Григорий Иваныч мечется с шальными глазами, выхватывает из кармана наган и врет, что видел сейчас под обрывом лисицу.

— Не смейте, не смейте! — кричит на него Женечка и бежит за ним куда-то вниз по шоссе.

Я должен сейчас увидеть товарищей Яковлевых. Слышу, как женщина спрашивает за моей спиной шофера, успеет ли она покормить ребенка. «Да, успеет», — отвечает он. Но я не могу сразу оторвать глаз от бездонно возникшего, прекрасного мира. Море идет за неоглядные горизонты, — так оно шло вчера, без нас, и так шло тысячу лет назад, неся ту же дикую, кипящую тишину. В зеленой бездне, под ногами, чудятся города, монастырь Форос смертельно лепится на каменной игле.
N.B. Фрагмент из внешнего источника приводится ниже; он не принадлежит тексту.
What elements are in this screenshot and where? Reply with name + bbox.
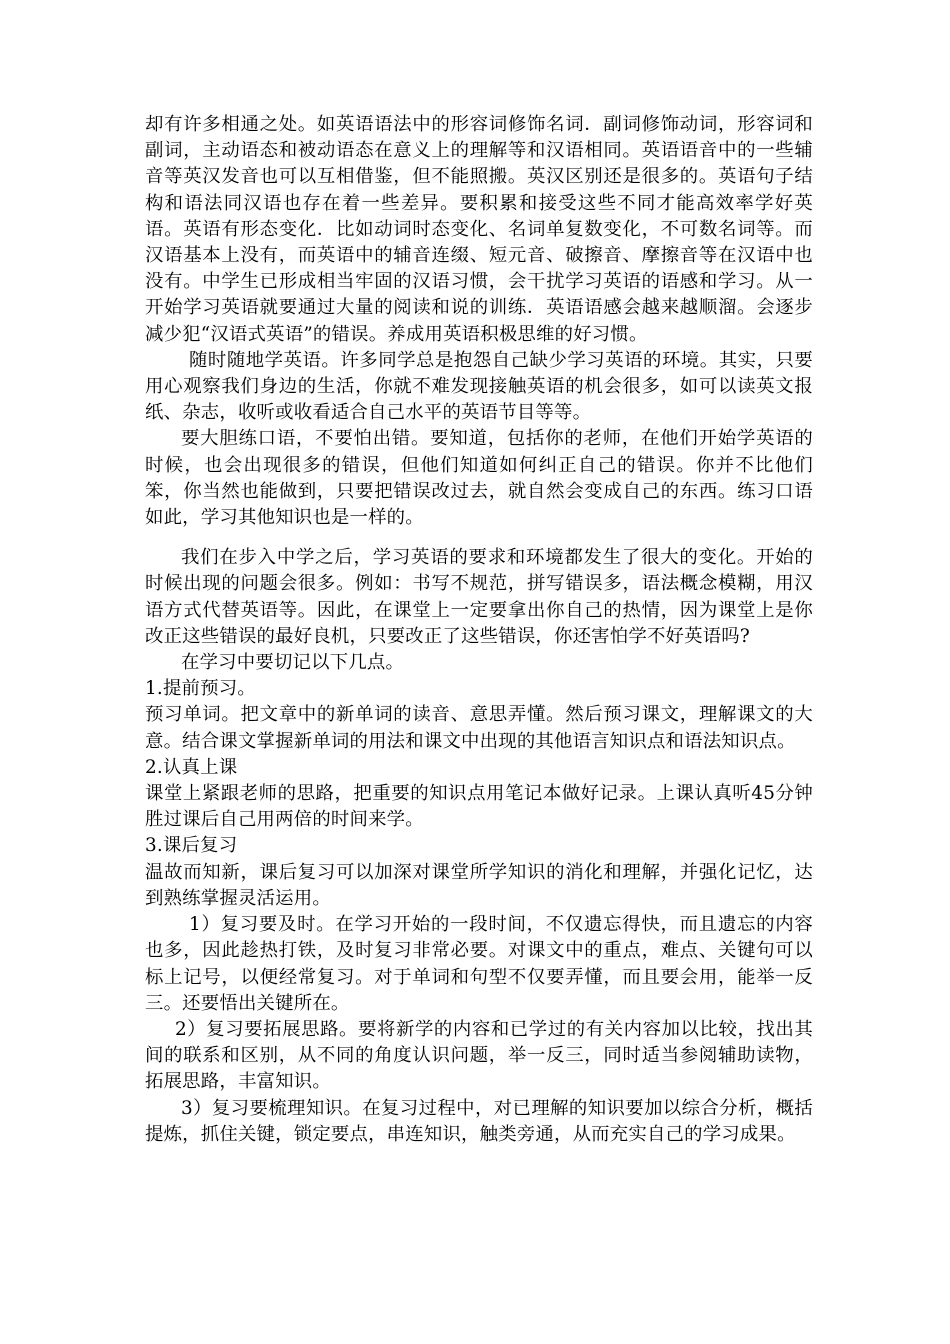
document-body <box>145 112 813 1148</box>
paragraph-middle-school: 我们在步入中学之后，学习英语的要求和环境都发生了很大的变化。开始的时候出现的问题会很多。例如：书写不规范，拼写错误多，语法概念模糊，用汉语方式代替英语等。因此，在课堂上一定要拿出你自己的热情，因为课堂上是你改正这些错误的最好良机，只要改正了这些错误，你还害怕学不好英语吗? <box>145 547 813 647</box>
paragraph-review: 温故而知新，课后复习可以加深对课堂所学知识的消化和理解，并强化记忆，达到熟练掌握灵活运用。 <box>145 861 813 909</box>
paragraph-attend-class: 课堂上紧跟老师的思路，把重要的知识点用笔记本做好记录。上课认真听45分钟胜过课后自己用两倍的时间来学。 <box>145 783 813 831</box>
paragraph-review-organize: 3）复习要梳理知识。在复习过程中，对已理解的知识要加以综合分析，概括提炼，抓住关键，锁定要点，串连知识，触类旁通，从而充实自己的学习成果。 <box>145 1097 813 1145</box>
paragraph-grammar-comparison: 却有许多相通之处。如英语语法中的形容词修饰名词．副词修饰动词，形容词和副词，主动语态和被动语态在意义上的理解等和汉语相同。英语语音中的一些辅音等英汉发音也可以互相借鉴，但不能照搬。英汉区别还是很多的。英语句子结构和语法同汉语也存在着一些差异。要积累和接受这些不同才能高效率学好英语。英语有形态变化．比如动词时态变化、名词单复数变化，不可数名词等。而汉语基本上没有，而英语中的辅音连缀、短元音、破擦音、摩擦音等在汉语中也没有。中学生已形成相当牢固的汉语习惯，会干扰学习英语的语感和学习。从一开始学习英语就要通过大量的阅读和说的训练．英语语感会越来越顺溜。会逐步减少犯“汉语式英语”的错误。养成用英语积极思维的好习惯。 <box>145 114 813 345</box>
heading-preview: 1.提前预习。 <box>145 678 256 700</box>
paragraph-review-expand: 2）复习要拓展思路。要将新学的内容和已学过的有关内容加以比较，找出其间的联系和区别，从不同的角度认识问题，举一反三，同时适当参阅辅助读物，拓展思路，丰富知识。 <box>145 1018 813 1093</box>
paragraph-speak-boldly: 要大胆练口语，不要怕出错。要知道，包括你的老师，在他们开始学英语的时候，也会出现很多的错误，但他们知道如何纠正自己的错误。你并不比他们笨，你当然也能做到，只要把错误改过去，就自然会变成自己的东西。练习口语如此，学习其他知识也是一样的。 <box>145 428 813 529</box>
paragraph-preview: 预习单词。把文章中的新单词的读音、意思弄懂。然后预习课文，理解课文的大意。结合课文掌握新单词的用法和课文中出现的其他语言知识点和语法知识点。 <box>145 704 813 752</box>
paragraph-key-points-intro: 在学习中要切记以下几点。 <box>181 652 405 674</box>
paragraph-review-timely: 1）复习要及时。在学习开始的一段时间，不仅遗忘得快，而且遗忘的内容也多，因此趁热打铁，及时复习非常必要。对课文中的重点，难点、关键句可以标上记号，以便经常复习。对于单词和句型不仅要弄懂，而且要会用，能举一反三。还要悟出关键所在。 <box>145 914 813 1014</box>
paragraph-gap <box>145 531 813 545</box>
paragraph-learn-anywhere: 随时随地学英语。许多同学总是抱怨自己缺少学习英语的环境。其实，只要用心观察我们身边的生活，你就不难发现接触英语的机会很多，如可以读英文报纸、杂志，收听或收看适合自己水平的英语节目等等。 <box>145 349 813 424</box>
heading-review: 3.课后复习 <box>145 835 238 857</box>
heading-attend-class: 2.认真上课 <box>145 756 238 778</box>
Сверкает безумный лет ласточки… И все-таки я должен увидеть тех.

…И вижу бережно склоненный затылок женщины и растрепанные нежные волосы, упавшие на шею. В горах похолодело, на плечах ее кое-как наброшено пальто, перешитое из шинели, пальто, в складках которого осталось дыхание буревых, бессмертных лет. Паренек стоит рядом и, засунув руки в карманы, смотрит внимательно ей на грудь. Его ресницы легли блаженным полукругом. Свет и тишина моря на них.
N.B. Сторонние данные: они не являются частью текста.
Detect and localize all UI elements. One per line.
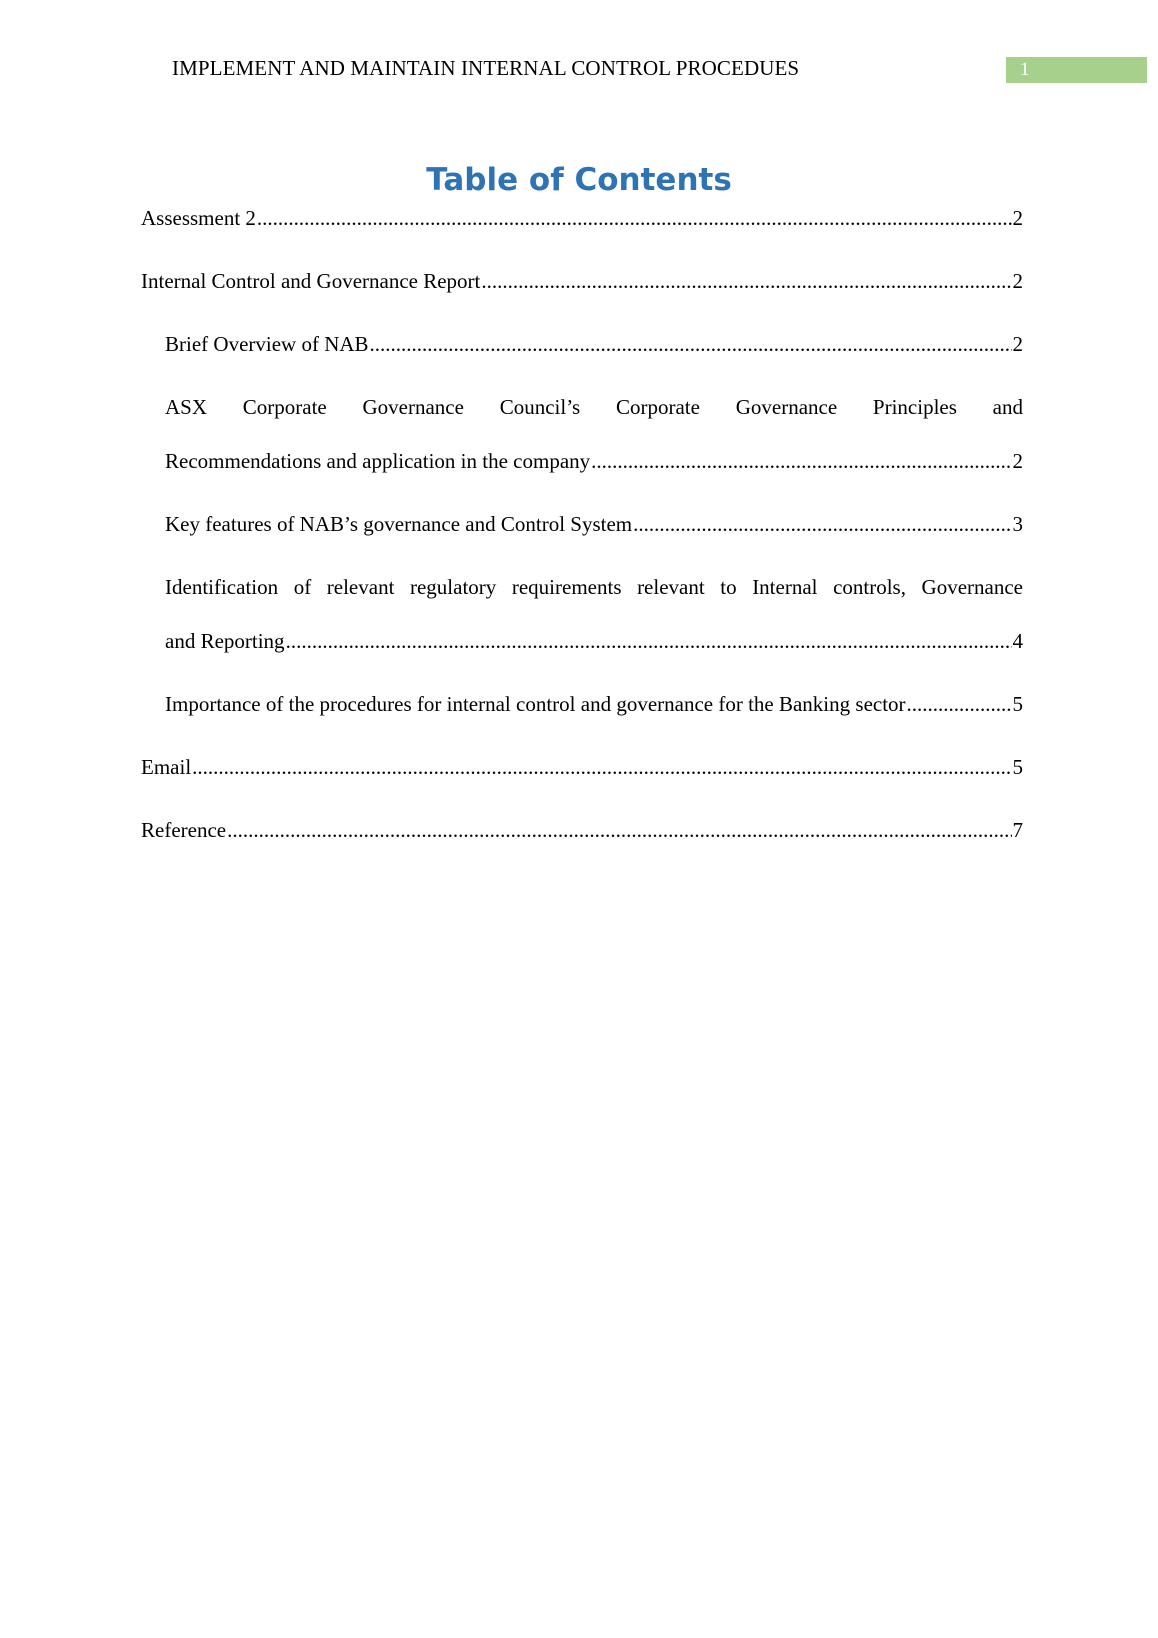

Я отвернулся и смотрел в безбрежное чудо, созданное жизнью из камней, вечности и воды. Толстуха в шелковой юбке волновалась у автомобиля и спрашивала всех, где Женечка. Но кому было дело до Женечки? Только мне было видно, как Григорий Иваныч бежал снизу, кустами, по краю смертельной синевы и, смеясь, нес эту девчонку на своих руках.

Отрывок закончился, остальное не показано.